The aim of this study was not to prove technical superiority of a 3D imaging modality compared to 2D projection radiography. The greater accuracy for cross-sectional imaging like MRI, CBCT, and CT has been proven for several clinical settings before [3, 24, 27]. However, the future potential of MRI for dental use has also been shown and summarized in a recent review by Fluegge et al. [28]. In this context, our results emphasize an expanding indication spectrum for MRI in dentistry for capturing otherwise concealed pathophysiological changes of yet unknown significance. With regard to future trends of AI-based reconstruction and associated scan time reduction and prospective increasing availability of dental dedicated MRI for clinical use, further prospective studies are needed to investigate on this modality and compare it to diagnostic gold standards.
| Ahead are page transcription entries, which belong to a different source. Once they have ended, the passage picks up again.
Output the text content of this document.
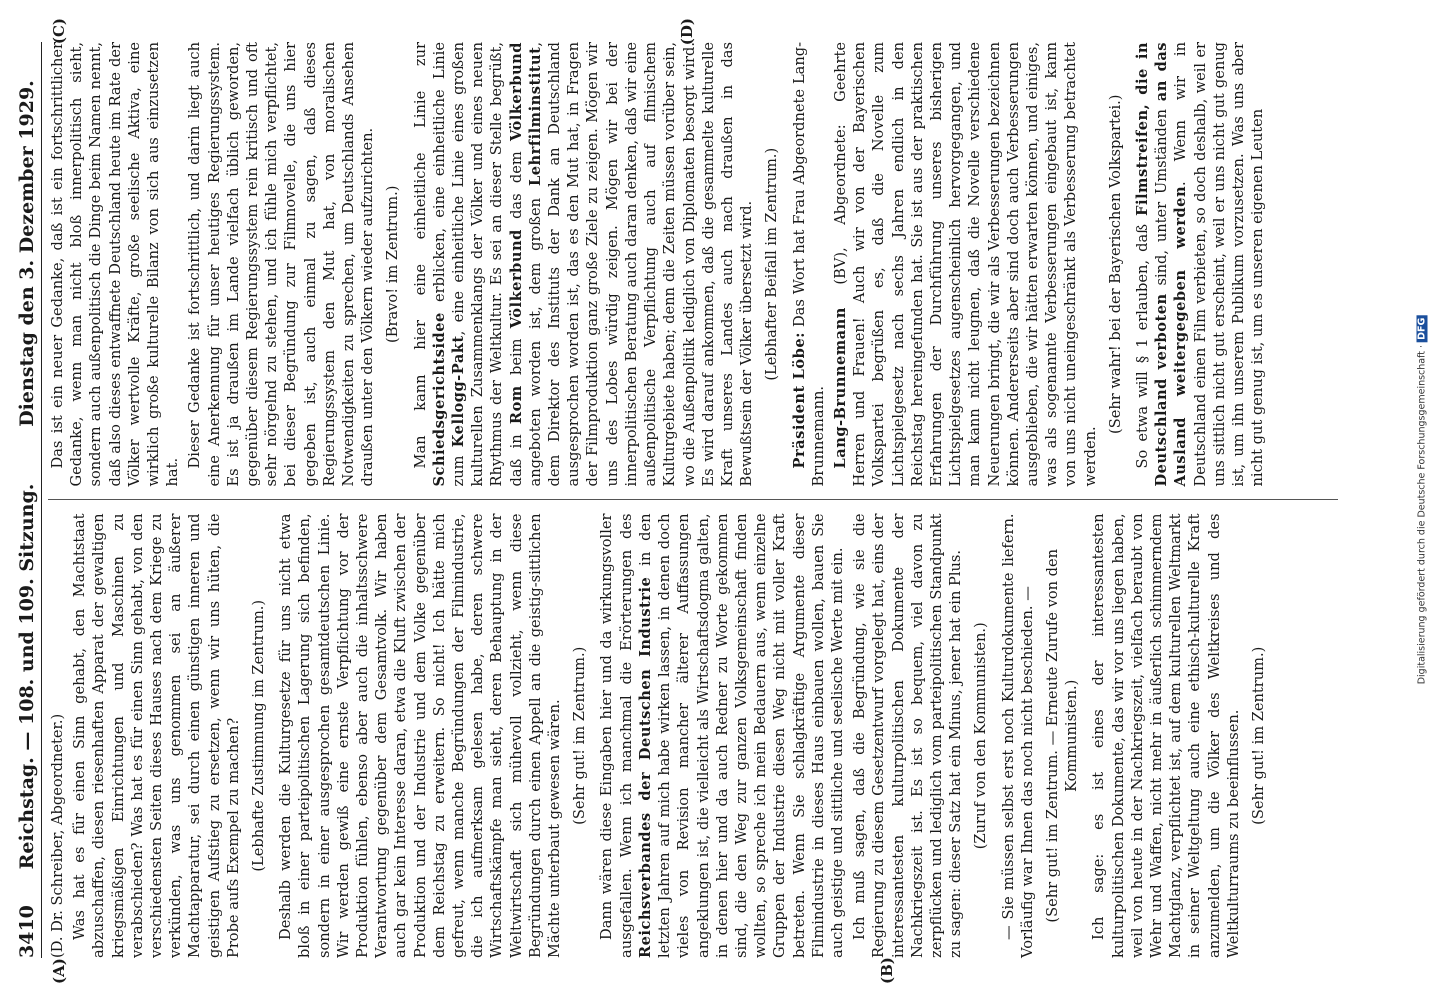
3410
Reichstag. — 108. und 109. Sitzung.
Dienstag den 3. Dezember 1929.
(A)	(B)

(D. Dr. Schreiber, Abgeordneter.) Was hat es für einen Sinn gehabt, den Machtstaat abzuschaffen, diesen riesenhaften Apparat der gewaltigen kriegsmäßigen Einrichtungen und Maschinen zu verabschieden? Was hat es für einen Sinn gehabt, von den verschiedensten Seiten dieses Hauses nach dem Kriege zu verkünden, was uns genommen sei an äußerer Machtapparatur, sei durch einen günstigen inneren und geistigen Aufstieg zu ersetzen, wenn wir uns hüten, die Probe aufs Exempel zu machen? (Lebhafte Zustimmung im Zentrum.) Deshalb werden die Kulturgesetze für uns nicht etwa bloß in einer parteipolitischen Lagerung sich befinden, sondern in einer ausgesprochen gesamtdeutschen Linie. Wir werden gewiß eine ernste Verpflichtung vor der Produktion fühlen, ebenso aber auch die inhaltsschwere Verantwortung gegenüber dem Gesamtvolk. Wir haben auch gar kein Interesse daran, etwa die Kluft zwischen der Produktion und der Industrie und dem Volke gegenüber dem Reichstag zu erweitern. So nicht! Ich hätte mich gefreut, wenn manche Begründungen der Filmindustrie, die ich aufmerksam gelesen habe, deren schwere Wirtschaftskämpfe man sieht, deren Behauptung in der Weltwirtschaft sich mühevoll vollzieht, wenn diese Begründungen durch einen Appell an die geistig-sittlichen Mächte unterbaut gewesen wären. (Sehr gut! im Zentrum.) Dann wären diese Eingaben hier und da wirkungsvoller ausgefallen. Wenn ich manchmal die Erörterungen des Reichsverbandes der Deutschen Industrie in den letzten Jahren auf mich habe wirken lassen, in denen doch vieles von Revision mancher älterer Auffassungen angeklungen ist, die vielleicht als Wirtschaftsdogma galten, in denen hier und da auch Redner zu Worte gekommen sind, die den Weg zur ganzen Volksgemeinschaft finden wollten, so spreche ich mein Bedauern aus, wenn einzelne Gruppen der Industrie diesen Weg nicht mit voller Kraft betreten. Wenn Sie schlagkräftige Argumente dieser Filmindustrie in dieses Haus einbauen wollen, bauen Sie auch geistige und sittliche und seelische Werte mit ein. Ich muß sagen, daß die Begründung, wie sie die Regierung zu diesem Gesetzentwurf vorgelegt hat, eins der interessantesten kulturpolitischen Dokumente der Nachkriegszeit ist. Es ist so bequem, viel davon zu zerpflücken und lediglich vom parteipolitischen Standpunkt zu sagen: dieser Satz hat ein Minus, jener hat ein Plus. (Zuruf von den Kommunisten.) — Sie müssen selbst erst noch Kulturdokumente liefern. Vorläufig war Ihnen das noch nicht beschieden. — (Sehr gut! im Zentrum. — Erneute Zurufe von den Kommunisten.) Ich sage: es ist eines der interessantesten kulturpolitischen Dokumente, das wir vor uns liegen haben, weil von heute in der Nachkriegszeit, vielfach beraubt von Wehr und Waffen, nicht mehr in äußerlich schimmerndem Machtglanz, verpflichtet ist, auf dem kulturellen Weltmarkt in seiner Weltgeltung auch eine ethisch-kulturelle Kraft anzumelden, um die Völker des Weltkreises und des Weltkulturraums zu beeinflussen. (Sehr gut! im Zentrum.)

(C)	(D)

Das ist ein neuer Gedanke, daß ist ein fortschrittlicher Gedanke, wenn man nicht bloß innerpolitisch sieht, sondern auch außenpolitisch die Dinge beim Namen nennt, daß also dieses entwaffnete Deutschland heute im Rate der Völker wertvolle Kräfte, große seelische Aktiva, eine wirklich große kulturelle Bilanz von sich aus einzusetzen hat.

Dieser Gedanke ist fortschrittlich, und darin liegt auch eine Anerkennung für unser heutiges Regierungssystem. Es ist ja draußen im Lande vielfach üblich geworden, gegenüber diesem Regierungssystem rein kritisch und oft sehr nörgelnd zu stehen, und ich fühle mich verpflichtet, bei dieser Begründung zur Filmnovelle, die uns hier gegeben ist, auch einmal zu sagen, daß dieses Regierungssystem den Mut hat, von moralischen Notwendigkeiten zu sprechen, um Deutschlands Ansehen draußen unter den Völkern wieder aufzurichten. (Bravo! im Zentrum.) Man kann hier eine einheitliche Linie zur Schiedsgerichtsidee erblicken, eine einheitliche Linie zum Kellogg-Pakt, eine einheitliche Linie eines großen kulturellen Zusammenklangs der Völker und eines neuen Rhythmus der Weltkultur. Es sei an dieser Stelle begrüßt, daß in Rom beim Völkerbund das dem Völkerbund angeboten worden ist, dem großen Lehrfilminstitut, dem Direktor des Instituts der Dank an Deutschland ausgesprochen worden ist, das es den Mut hat, in Fragen der Filmproduktion ganz große Ziele zu zeigen. Mögen wir uns des Lobes würdig zeigen. Mögen wir bei der innerpolitischen Beratung auch daran denken, daß wir eine außenpolitische Verpflichtung auch auf filmischem Kulturgebiete haben; denn die Zeiten müssen vorüber sein, wo die Außenpolitik lediglich von Diplomaten besorgt wird. Es wird darauf ankommen, daß die gesammelte kulturelle Kraft unseres Landes auch nach draußen in das Bewußtsein der Völker übersetzt wird. (Lebhafter Beifall im Zentrum.)

Präsident Löbe: Das Wort hat Frau Abgeordnete Lang-Brunnemann. Lang-Brunnemann (BV), Abgeordnete: Geehrte Herren und Frauen! Auch wir von der Bayerischen Volkspartei begrüßen es, daß die Novelle zum Lichtspielgesetz nach sechs Jahren endlich in den Reichstag hereingefunden hat. Sie ist aus der praktischen Erfahrungen der Durchführung unseres bisherigen Lichtspielgesetzes augenscheinlich hervorgegangen, und man kann nicht leugnen, daß die Novelle verschiedene Neuerungen bringt, die wir als Verbesserungen bezeichnen können. Andererseits aber sind doch auch Verbesserungen ausgeblieben, die wir hätten erwarten können, und einiges, was als sogenannte Verbesserungen eingebaut ist, kann von uns nicht uneingeschränkt als Verbesserung betrachtet werden.

(Sehr wahr! bei der Bayerischen Volkspartei.) So etwa will § 1 erlauben, daß Filmstreifen, die in Deutschland verboten sind, unter Umständen an das Ausland weitergegeben werden. Wenn wir in Deutschland einen Film verbieten, so doch deshalb, weil er uns sittlich nicht gut erscheint, weil er uns nicht gut genug ist, um ihn unserem Publikum vorzusetzen. Was uns aber nicht gut genug ist, um es unseren eigenen Leuten

Digitalisierung gefördert durch die Deutsche Forschungsgemeinschaft · DFG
Furthermore, the comparison of MRI using bone-specific sequences like the UTE or ZTE and water-sensitive sequences like the STIR-sequence and CBCT as the current gold standard of visualization of complex dental and periapical anatomy would be of clinical interest. Subsequent prospective studies might further pursue the presented idea of generating complementary diagnostic information in context of endodontic pathology detection and therapy monitoring using MRI compared to CBCT.
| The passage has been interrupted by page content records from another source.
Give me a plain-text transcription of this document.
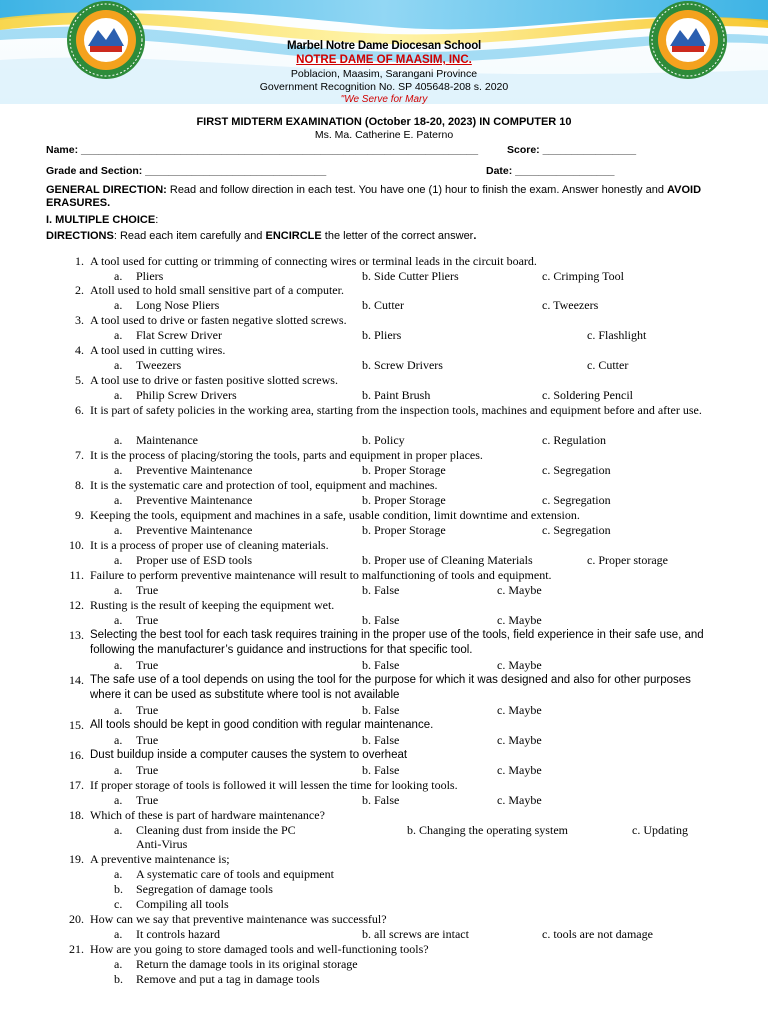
Marbel Notre Dame Diocesan School
NOTRE DAME OF MAASIM, INC.
Poblacion, Maasim, Sarangani Province
Government Recognition No. SP 405648-208 s. 2020
"We Serve for Mary
FIRST MIDTERM EXAMINATION (October 18-20, 2023) IN COMPUTER 10
Ms. Ma. Catherine E. Paterno
Name: ____________________________________________________________________	Score: ________________
Grade and Section: _______________________________	Date: _________________
GENERAL DIRECTION: Read and follow direction in each test. You have one (1) hour to finish the exam. Answer honestly and AVOID ERASURES.
I. MULTIPLE CHOICE:
DIRECTIONS: Read each item carefully and ENCIRCLE the letter of the correct answer.
1. A tool used for cutting or trimming of connecting wires or terminal leads in the circuit board.
a. Pliers	b. Side Cutter Pliers	c. Crimping Tool
2. Atoll used to hold small sensitive part of a computer.
a. Long Nose Pliers	b. Cutter	c. Tweezers
3. A tool used to drive or fasten negative slotted screws.
a. Flat Screw Driver	b. Pliers	c. Flashlight
4. A tool used in cutting wires.
a. Tweezers	b. Screw Drivers	c. Cutter
5. A tool use to drive or fasten positive slotted screws.
a. Philip Screw Drivers	b. Paint Brush	c. Soldering Pencil
6. It is part of safety policies in the working area, starting from the inspection tools, machines and equipment before and after use.
a. Maintenance	b. Policy	c. Regulation
7. It is the process of placing/storing the tools, parts and equipment in proper places.
a. Preventive Maintenance	b. Proper Storage	c. Segregation
8. It is the systematic care and protection of tool, equipment and machines.
a. Preventive Maintenance	b. Proper Storage	c. Segregation
9. Keeping the tools, equipment and machines in a safe, usable condition, limit downtime and extension.
a. Preventive Maintenance	b. Proper Storage	c. Segregation
10. It is a process of proper use of cleaning materials.
a. Proper use of ESD tools	b. Proper use of Cleaning Materials	c. Proper storage
11. Failure to perform preventive maintenance will result to malfunctioning of tools and equipment.
a. True	b. False	c. Maybe
12. Rusting is the result of keeping the equipment wet.
a. True	b. False	c. Maybe
13. Selecting the best tool for each task requires training in the proper use of the tools, field experience in their safe use, and following the manufacturer’s guidance and instructions for that specific tool.
a. True	b. False	c. Maybe
14. The safe use of a tool depends on using the tool for the purpose for which it was designed and also for other purposes where it can be used as substitute where tool is not available
a. True	b. False	c. Maybe
15. All tools should be kept in good condition with regular maintenance.
a. True	b. False	c. Maybe
16. Dust buildup inside a computer causes the system to overheat
a. True	b. False	c. Maybe
17. If proper storage of tools is followed it will lessen the time for looking tools.
a. True	b. False	c. Maybe
18. Which of these is part of hardware maintenance?
a. Cleaning dust from inside the PC	b. Changing the operating system	c. Updating
Anti-Virus
19. A preventive maintenance is;
a. A systematic care of tools and equipment
b. Segregation of damage tools
c. Compiling all tools
20. How can we say that preventive maintenance was successful?
a. It controls hazard	b. all screws are intact	c. tools are not damage
21. How are you going to store damaged tools and well-functioning tools?
a. Return the damage tools in its original storage
b. Remove and put a tag in damage tools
There are certain limitations to this study which need to be addressed. First of all, in only one-third of the included patients, a dental radiograph as the current imaging gold standard was available. However, this fact can be explained, as all included patients were asymptomatic with regard to percussion and sensitivity testing. Second, the patient cohort was relatively small and heterogeneous, including patients with and without endodontically treated teeth. Focusing on non-treated teeth might increase the reliability of the results. Another limitation is the prolonged examination time and increased costs of MRI compared to conventional dental radiography, which might be difficult to implement in clinical routine but would reduce radiation exposure to the patient. Evaluation of multi-planar MRI also needs more time and experience compared to the evaluation of OPT and dental radiography, which might limit the use to certain specialized centers, where dentists as well as radiologists work closely together as an interdisciplinary team. Furthermore, considering the used voxel size for MRI, there are partial volume effects which could distort the calculated results to a certain extent, as the spatial resolution of x-ray-based imaging cannot be achieved. No further modalities were available (e.g., histopathological samples) as an external standard of reference, nor were follow-up examinations available to assess the development of bone edema over time. To improve the diagnostic value of MRI, further information on associations between specific histopathological changes and intraosseous edema within the tooth-supporting bone should be obtained. Osseous edema as depicted with STIR sequences is associated histologically with the replacement of bone marrow fat by an inflammatory infiltrate in rheumatoid arthritis [29]. Apart from primary inflammatory conditions (i.e., rheumatoid arthritis or spondyloarthritis), also excessive functional stress might cause osseous edema, which needs to be examined in future studies.

Finally, the high sensitivity of MRI in detecting periapical lesions might not only lead to the detection of lesions that would have been missed on conventional methods but might also lead to the detection of lesions which can be considered temporary and might be self-resolving without any additional treatment needed. In order to avoid unnecessary treatment initiation or overtreatment, detected lesions should always be evaluated together with the results from patient anamnesis and clinical examination.

In summary, we conclude that the early detection and assessment of edematous bone changes of AP using 3D STIR imaging was feasible, while the extent of bone edema measured on MRI exceeded the radiolucencies measured on OPT. In clinical routine, dental MRI might be useful for early detection and assessment of AP before irreversible bone loss can be detected by conventional panoramic and periapical radiographs.